Peter Pitts, former spinmeister — er… I mean Associate Commissioner for External Relations — for the FDA and currently spinning for the pharmaceutical industry at Manning, Selvage & Lee, is also a “pundit” at DrugWonks, which cranks out tons of pro-pharma BS under the guise of “debate.”

A recent post by Pitts entitled “General GAO’s Chicken” is a good example of the Pitts style. Aside from dissing my favorite Chinese takeout dish, this post is critical of the just released Government Accountability Office (GAO) report that found that “the FDA does not have clear policies for addressing drug safety issues and that it sometimes excludes its best safety experts from important meetings.” [see the report “Drug Safety: Improvement Needed in FDA’s Postmarket Decision-making and Oversight Process“; read the Washington Post story: “FDA Is Criticized Over Drugs’ Safety Problems“.]

Pitts simply dismisses the entire report by suggesting it’s old news and that the real issue is money (“Senator [Grassley, whose Senate committee ordered the GAO report after the Vioxx debacle], for the umteenth time — SHOW FDA THE MONEY!”).

Actually money is not the real issue, as anyone who takes the time to read the recommendations of the GAO report would quickly see. [Pitts, of course, does not bother to provide any links to primary or even secondary sources so readers can check his facts or make up their own minds. Typical of a spinmeister who needs to control access to information, not share it. Some blogger!]

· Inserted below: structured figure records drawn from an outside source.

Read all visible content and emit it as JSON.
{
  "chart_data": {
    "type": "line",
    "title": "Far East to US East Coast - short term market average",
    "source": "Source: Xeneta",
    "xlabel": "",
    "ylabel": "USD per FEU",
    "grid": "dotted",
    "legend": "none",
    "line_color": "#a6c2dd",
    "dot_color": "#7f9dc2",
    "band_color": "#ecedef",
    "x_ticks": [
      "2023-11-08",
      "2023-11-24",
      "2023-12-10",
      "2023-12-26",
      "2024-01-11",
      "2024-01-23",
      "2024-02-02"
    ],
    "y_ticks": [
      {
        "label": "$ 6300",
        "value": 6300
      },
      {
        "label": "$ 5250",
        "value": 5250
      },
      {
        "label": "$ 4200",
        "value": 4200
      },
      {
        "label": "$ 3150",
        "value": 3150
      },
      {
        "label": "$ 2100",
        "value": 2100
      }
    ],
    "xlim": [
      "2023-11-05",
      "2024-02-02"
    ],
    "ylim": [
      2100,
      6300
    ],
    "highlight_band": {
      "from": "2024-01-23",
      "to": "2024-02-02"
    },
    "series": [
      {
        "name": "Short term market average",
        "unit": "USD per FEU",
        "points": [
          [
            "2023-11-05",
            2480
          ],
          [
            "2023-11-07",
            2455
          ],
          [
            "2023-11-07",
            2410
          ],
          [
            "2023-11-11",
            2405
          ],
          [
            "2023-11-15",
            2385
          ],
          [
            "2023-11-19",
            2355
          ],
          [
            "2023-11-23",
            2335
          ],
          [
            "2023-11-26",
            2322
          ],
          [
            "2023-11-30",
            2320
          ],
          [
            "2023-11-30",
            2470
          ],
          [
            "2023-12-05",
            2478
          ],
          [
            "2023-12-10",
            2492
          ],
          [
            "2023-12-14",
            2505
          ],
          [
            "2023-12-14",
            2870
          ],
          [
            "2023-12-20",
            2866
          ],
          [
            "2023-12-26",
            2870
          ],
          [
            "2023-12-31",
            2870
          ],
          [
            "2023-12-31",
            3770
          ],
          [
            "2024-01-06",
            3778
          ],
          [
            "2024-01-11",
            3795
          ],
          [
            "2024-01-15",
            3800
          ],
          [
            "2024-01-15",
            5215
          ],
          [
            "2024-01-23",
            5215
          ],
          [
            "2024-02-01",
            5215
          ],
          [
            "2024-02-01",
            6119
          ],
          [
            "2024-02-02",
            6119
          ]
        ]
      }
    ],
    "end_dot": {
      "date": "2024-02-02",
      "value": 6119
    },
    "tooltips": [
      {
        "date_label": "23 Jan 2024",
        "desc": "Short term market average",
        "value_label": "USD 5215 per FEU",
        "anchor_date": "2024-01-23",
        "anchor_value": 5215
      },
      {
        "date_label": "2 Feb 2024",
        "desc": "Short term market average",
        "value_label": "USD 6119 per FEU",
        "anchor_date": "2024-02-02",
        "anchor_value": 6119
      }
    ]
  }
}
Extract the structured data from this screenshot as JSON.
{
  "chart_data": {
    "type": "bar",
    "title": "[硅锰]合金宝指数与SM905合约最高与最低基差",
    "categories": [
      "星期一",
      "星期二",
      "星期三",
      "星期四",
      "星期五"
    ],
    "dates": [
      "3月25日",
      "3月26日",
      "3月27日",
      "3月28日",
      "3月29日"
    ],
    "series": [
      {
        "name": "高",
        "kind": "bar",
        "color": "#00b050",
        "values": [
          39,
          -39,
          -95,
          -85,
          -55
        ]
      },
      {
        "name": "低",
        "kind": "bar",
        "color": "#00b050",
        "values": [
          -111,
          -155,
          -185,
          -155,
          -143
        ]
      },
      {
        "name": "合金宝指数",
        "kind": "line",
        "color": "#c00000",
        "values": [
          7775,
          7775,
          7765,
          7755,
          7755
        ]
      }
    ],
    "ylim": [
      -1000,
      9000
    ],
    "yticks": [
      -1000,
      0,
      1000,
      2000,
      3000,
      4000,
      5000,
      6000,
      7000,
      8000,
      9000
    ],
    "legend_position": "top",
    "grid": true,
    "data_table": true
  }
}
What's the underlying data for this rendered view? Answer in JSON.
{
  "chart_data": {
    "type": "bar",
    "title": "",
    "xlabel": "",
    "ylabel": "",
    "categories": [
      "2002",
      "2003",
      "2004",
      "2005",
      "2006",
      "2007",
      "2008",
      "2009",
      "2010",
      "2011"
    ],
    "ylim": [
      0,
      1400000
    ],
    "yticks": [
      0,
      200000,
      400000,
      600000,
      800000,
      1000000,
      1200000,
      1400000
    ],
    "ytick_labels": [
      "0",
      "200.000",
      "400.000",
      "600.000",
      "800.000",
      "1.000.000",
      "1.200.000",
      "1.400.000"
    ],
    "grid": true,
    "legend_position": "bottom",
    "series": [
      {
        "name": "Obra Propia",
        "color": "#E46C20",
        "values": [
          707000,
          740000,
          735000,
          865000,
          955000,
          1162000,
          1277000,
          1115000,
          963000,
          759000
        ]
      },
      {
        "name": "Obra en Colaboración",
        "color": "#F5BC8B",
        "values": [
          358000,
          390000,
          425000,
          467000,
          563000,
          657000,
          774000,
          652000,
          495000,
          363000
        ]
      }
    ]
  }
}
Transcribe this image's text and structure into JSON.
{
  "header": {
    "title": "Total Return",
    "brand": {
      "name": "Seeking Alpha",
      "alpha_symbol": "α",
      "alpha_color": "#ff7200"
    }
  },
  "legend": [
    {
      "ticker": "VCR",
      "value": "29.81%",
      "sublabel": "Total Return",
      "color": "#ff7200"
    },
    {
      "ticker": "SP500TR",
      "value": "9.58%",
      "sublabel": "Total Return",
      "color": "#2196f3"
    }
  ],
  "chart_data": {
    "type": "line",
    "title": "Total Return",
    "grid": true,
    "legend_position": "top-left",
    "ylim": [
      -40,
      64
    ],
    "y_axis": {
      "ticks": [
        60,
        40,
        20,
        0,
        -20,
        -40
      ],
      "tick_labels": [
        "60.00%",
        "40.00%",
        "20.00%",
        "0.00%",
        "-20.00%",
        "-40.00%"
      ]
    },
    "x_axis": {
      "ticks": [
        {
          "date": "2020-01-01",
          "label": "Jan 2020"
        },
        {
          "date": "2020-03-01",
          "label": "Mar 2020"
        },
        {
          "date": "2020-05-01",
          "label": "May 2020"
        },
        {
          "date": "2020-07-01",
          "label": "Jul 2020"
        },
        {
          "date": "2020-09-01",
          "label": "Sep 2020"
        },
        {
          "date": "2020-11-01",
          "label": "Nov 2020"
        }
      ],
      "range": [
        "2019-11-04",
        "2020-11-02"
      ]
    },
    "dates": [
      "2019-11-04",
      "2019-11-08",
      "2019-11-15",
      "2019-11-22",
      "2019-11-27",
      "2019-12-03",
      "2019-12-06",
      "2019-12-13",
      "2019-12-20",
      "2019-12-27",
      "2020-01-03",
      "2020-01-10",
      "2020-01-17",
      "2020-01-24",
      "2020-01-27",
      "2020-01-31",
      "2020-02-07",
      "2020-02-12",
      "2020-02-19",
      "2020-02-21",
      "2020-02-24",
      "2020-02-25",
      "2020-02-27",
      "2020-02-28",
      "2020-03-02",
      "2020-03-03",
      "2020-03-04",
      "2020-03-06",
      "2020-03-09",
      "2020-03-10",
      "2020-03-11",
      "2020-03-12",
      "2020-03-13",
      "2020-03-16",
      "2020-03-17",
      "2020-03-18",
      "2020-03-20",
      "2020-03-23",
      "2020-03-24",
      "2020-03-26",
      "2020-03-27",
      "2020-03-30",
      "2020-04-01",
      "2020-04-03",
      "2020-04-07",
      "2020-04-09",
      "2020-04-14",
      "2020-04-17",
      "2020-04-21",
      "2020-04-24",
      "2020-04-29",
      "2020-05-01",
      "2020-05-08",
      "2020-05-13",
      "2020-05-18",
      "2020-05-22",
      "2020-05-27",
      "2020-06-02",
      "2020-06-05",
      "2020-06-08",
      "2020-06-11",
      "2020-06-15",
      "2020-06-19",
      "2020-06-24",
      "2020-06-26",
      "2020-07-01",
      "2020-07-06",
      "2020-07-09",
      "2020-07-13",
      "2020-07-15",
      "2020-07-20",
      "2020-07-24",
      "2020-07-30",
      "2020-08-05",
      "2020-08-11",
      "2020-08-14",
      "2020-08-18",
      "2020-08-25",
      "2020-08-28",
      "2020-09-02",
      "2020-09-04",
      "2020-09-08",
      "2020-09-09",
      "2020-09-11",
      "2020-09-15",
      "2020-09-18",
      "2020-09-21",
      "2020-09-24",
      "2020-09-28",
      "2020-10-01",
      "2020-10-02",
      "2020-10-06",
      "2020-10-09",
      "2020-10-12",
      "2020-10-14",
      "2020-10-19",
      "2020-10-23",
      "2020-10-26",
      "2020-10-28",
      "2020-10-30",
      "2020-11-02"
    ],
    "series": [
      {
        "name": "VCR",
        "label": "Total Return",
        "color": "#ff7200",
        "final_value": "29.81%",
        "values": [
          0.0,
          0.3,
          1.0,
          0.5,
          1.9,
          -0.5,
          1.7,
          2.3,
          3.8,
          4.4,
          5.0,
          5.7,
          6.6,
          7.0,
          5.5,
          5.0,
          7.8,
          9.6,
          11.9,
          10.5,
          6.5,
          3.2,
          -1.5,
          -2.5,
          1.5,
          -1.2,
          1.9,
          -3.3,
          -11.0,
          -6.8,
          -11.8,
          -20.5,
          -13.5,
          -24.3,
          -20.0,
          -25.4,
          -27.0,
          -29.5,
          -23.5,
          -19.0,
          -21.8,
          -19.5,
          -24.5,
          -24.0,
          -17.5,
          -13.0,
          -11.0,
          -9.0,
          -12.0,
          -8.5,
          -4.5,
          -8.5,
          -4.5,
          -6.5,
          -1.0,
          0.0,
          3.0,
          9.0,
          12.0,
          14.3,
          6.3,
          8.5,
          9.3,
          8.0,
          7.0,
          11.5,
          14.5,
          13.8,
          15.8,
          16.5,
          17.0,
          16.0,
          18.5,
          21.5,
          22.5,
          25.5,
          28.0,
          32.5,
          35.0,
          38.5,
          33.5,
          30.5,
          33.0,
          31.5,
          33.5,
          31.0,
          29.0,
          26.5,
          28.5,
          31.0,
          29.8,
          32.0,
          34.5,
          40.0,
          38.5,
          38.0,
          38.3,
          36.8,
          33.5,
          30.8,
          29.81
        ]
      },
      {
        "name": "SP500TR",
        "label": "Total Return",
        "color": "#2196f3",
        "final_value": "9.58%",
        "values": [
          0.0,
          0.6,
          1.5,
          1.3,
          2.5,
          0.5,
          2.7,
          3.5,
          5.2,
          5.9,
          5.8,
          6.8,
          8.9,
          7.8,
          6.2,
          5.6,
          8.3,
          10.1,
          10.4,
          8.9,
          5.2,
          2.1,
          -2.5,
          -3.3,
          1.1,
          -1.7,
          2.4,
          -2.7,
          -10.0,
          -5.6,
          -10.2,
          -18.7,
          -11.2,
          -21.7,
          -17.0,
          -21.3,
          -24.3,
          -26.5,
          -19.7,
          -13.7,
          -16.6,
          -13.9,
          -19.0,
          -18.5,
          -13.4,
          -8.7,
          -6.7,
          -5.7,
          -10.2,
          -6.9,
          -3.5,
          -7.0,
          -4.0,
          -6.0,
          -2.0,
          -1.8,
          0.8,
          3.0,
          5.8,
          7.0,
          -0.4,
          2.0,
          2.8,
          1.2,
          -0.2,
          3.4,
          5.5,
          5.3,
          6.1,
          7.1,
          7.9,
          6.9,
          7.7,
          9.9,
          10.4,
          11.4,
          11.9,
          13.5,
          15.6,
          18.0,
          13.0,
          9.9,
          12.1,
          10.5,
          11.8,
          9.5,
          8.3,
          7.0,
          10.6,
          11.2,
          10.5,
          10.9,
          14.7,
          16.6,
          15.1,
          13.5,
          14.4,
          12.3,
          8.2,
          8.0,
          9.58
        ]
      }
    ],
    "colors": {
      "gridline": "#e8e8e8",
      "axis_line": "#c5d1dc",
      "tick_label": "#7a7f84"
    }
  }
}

The GAO recommendations are as follows (and I quote, see page 2 of the report):

  1. To improve the decision-making process for postmarket drug safety, GAO suggests that the Congress consider expanding FDA’’s authority to require drug sponsors to conduct postmarket studies when needed.
  2. GAO also recommends that FDA systematically track postmarket drug safety issues,
  3. revise and implement its draft policy on major postmarket safety decisions,
  4. improve the dispute resolution process, and
  5. clarify ODS’s [Office of Drug Safety] role in scientific advisory committees.

None of these recommendations seems to require a bigger FDA budget, although I concede that recommendation #1 may require pharmaceutical companies to spend more dough, which is probably Peter’s real gripe.

Speaking of postmarketing studies by the drug industry, it is a well-known fact that the industry is renegging on its pledge to do the necessary research on drug safety. The FDA recently reported on the status of postmarketing study commitments made by the industry (see the March 3, 2006 Federal Register entry). The data are plotted in the following chart (which I find much more enlightening than looking at numbers in a table):

  • Pending: The study has not been initiated, but does not meet the criterion for delayed;
  • Ongoing: The study is proceeding according to or ahead of the original schedule;
  • Delayed: The study is behind the original schedule;
  • Terminated: The study was ended before completion, but a final study report has not been submitted to FDA; or
  • Submitted: The study has been completed or terminated, and a final study report has been submitted to FDA.

Clearly, if 65% of these studies haven’t even started and only 14% have been completed and submitted, the FDA does need more authority to enforce these commitments by the industry.